A expectativa de Américo Aguiar é apresentar as contas da JMJ dentro de algumas semanas, nomeadamente entre os meses de outubro e novembro: “Estamos quase, penso que mais algumas semanas a fechar os dossiês de pagamentos de alimentação, dos transportes e de outras coisas para vos poder dizer, porque tenho o compromisso com Portugal e com os portugueses de mostrar tudo”, sublinhou.
Sobre as críticas à demora da apresentação das contas, Américo Aguiar revelou que a logística dos pagamentos não é fácil, acrescentando que estão em causa “aproximadamente quase 2.000 operadores de restauração que enviaram as suas faturas, sendo preciso verificar um a um, certificar os IBAN, os números de contribuintes e os protocolos”.
“Tolerância zero” na igreja e na sociedade para abusos sexuais
Na nova missão em Setúbal, uma das prioridades que Américo Aguiar quer levar é o tema dos abusos sexuais na Igreja Católica.

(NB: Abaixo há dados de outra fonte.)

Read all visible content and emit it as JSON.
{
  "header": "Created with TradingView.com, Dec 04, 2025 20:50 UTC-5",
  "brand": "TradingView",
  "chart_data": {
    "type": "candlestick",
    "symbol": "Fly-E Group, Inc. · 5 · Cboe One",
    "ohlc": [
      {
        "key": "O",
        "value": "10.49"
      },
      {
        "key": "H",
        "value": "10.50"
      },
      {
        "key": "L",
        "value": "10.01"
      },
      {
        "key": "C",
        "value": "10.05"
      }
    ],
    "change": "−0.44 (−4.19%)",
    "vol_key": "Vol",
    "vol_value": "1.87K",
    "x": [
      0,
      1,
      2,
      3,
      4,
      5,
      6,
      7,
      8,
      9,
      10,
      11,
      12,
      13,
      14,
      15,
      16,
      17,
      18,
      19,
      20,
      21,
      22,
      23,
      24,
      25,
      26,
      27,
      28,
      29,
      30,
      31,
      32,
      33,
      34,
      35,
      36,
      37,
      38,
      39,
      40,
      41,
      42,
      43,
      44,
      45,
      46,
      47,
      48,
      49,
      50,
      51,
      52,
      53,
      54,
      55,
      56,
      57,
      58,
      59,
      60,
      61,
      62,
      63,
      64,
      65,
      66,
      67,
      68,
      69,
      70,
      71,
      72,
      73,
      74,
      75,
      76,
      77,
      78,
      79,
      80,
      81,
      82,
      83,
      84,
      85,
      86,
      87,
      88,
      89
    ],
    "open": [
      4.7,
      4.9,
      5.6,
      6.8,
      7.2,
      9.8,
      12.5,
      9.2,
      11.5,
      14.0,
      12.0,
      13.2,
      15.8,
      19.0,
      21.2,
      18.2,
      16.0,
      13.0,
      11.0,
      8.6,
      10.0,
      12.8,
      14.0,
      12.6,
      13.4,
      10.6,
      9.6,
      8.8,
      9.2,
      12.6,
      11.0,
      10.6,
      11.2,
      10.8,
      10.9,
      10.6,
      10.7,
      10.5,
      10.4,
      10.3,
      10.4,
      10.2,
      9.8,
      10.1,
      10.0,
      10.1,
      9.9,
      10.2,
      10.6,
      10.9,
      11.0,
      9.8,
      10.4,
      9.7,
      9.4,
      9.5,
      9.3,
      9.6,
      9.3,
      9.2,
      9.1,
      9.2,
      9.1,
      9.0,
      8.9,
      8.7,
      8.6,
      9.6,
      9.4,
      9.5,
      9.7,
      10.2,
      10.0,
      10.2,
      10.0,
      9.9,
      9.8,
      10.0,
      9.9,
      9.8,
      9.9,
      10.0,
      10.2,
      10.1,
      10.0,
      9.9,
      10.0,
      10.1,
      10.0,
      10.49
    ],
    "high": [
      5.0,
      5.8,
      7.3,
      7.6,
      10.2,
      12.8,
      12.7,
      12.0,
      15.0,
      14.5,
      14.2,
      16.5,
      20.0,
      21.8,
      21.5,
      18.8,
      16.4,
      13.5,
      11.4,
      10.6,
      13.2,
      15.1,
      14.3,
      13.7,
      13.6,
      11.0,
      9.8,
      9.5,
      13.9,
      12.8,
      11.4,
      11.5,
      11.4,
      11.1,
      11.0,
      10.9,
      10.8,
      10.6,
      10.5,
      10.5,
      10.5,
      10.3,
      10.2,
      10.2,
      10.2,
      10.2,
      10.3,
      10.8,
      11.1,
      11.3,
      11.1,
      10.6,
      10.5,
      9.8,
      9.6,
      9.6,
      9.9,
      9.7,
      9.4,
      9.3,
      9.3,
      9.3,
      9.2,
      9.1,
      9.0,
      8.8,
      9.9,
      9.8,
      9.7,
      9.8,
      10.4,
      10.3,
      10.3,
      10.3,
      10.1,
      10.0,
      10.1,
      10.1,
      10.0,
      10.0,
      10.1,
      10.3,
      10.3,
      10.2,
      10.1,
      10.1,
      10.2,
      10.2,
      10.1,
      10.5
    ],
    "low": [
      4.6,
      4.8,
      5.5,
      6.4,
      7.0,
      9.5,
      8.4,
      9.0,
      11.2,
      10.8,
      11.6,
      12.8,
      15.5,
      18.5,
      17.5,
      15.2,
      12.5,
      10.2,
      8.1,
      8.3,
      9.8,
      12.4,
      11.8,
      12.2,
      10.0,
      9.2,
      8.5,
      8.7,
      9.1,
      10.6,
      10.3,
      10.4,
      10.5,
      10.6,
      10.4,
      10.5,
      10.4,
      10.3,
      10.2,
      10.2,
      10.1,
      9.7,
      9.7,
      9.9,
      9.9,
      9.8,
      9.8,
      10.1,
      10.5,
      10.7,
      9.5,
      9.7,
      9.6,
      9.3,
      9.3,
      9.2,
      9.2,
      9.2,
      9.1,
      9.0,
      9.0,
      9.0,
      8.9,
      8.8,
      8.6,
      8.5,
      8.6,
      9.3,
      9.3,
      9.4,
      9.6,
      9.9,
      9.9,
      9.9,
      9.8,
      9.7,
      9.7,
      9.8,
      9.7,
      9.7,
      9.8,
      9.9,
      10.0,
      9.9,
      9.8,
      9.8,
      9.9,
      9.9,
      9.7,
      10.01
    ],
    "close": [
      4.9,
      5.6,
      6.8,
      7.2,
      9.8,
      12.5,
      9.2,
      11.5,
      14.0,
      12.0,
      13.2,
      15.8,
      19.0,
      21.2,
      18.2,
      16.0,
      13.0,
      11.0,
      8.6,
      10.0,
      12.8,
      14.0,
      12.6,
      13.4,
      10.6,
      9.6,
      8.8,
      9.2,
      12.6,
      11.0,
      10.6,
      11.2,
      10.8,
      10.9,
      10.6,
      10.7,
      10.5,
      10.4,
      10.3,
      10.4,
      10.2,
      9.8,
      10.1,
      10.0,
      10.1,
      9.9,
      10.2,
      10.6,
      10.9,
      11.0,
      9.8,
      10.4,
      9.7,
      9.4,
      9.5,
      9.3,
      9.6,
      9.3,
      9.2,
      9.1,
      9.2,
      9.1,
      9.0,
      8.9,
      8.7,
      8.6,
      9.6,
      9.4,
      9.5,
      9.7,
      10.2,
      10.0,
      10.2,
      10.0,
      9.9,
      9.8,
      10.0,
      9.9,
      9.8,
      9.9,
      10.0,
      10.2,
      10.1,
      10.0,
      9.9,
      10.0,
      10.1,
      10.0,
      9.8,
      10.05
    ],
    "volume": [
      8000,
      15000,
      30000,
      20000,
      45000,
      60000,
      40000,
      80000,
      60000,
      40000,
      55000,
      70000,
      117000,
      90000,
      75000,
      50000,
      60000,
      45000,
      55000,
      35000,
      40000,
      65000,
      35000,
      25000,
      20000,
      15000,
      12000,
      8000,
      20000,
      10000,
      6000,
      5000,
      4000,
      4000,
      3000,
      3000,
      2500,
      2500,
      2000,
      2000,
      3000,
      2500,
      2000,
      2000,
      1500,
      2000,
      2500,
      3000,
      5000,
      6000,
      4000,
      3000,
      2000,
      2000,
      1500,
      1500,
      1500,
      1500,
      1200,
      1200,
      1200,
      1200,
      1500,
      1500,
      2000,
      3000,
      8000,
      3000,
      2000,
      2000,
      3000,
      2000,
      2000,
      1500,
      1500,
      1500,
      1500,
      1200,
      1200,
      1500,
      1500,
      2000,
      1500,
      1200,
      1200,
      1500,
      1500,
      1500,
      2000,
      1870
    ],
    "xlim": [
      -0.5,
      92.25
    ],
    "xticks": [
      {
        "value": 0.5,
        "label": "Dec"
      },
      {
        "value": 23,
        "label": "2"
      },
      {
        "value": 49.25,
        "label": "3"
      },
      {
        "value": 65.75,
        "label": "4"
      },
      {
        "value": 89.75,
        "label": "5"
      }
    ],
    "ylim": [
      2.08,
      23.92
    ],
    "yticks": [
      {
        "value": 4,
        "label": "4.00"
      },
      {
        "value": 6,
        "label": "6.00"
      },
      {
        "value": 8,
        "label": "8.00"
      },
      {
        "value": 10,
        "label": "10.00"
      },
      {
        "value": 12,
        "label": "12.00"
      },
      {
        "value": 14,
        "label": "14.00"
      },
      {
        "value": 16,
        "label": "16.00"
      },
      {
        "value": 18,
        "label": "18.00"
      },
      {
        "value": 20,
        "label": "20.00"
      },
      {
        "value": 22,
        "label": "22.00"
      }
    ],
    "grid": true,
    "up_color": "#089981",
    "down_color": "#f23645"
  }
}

O novo bispo refere que “a tolerância é mesmo e tem que ser mesmo zero” tanto para a Igreja como para toda a sociedade e reforça a necessidade de continuar a investir na prevenção destas situações e “tratar as que existem do passado e aquelas que, infelizmente, surjam”.
Para Américo Aguiar, continuam a acontecer “demasiados casos de abusos sexuais” em Portugal, o que significa que ainda não se fez tudo para a tolerância zero: “Ainda há corações e mentes que, porventura, por doença ou por maldade, continuam a não se converter”. A Igreja, diz, fez o seu trabalho “mais ou menos de boa vontade e de sorriso aberto” com sofrimento e dificuldades. Mas, acrescenta, o sofrimento e as dificuldades que a Igreja Católica vive não se comparam com o sofrimento de uma vítima que seja.
E, portanto, nada de confundir cenários. Nós temos que fazer tudo o que estiver ao nosso alcance para que os e as corajosas que tiveram a heroicidade de abrir o seu coração e partilhar esses momentos negros das suas vidas se sintam acolhidas, protegidas, amadas, cuidadas e acompanhadas”, frisou.
Assumindo que o caminho “continua a fazer-se”, referiu que o lugar da vítima em 2019 “não é exatamente o lugar da vítima hoje”. Dado que, ressalvou, o lugar da vítima hoje é de “prioridade e de importância total”.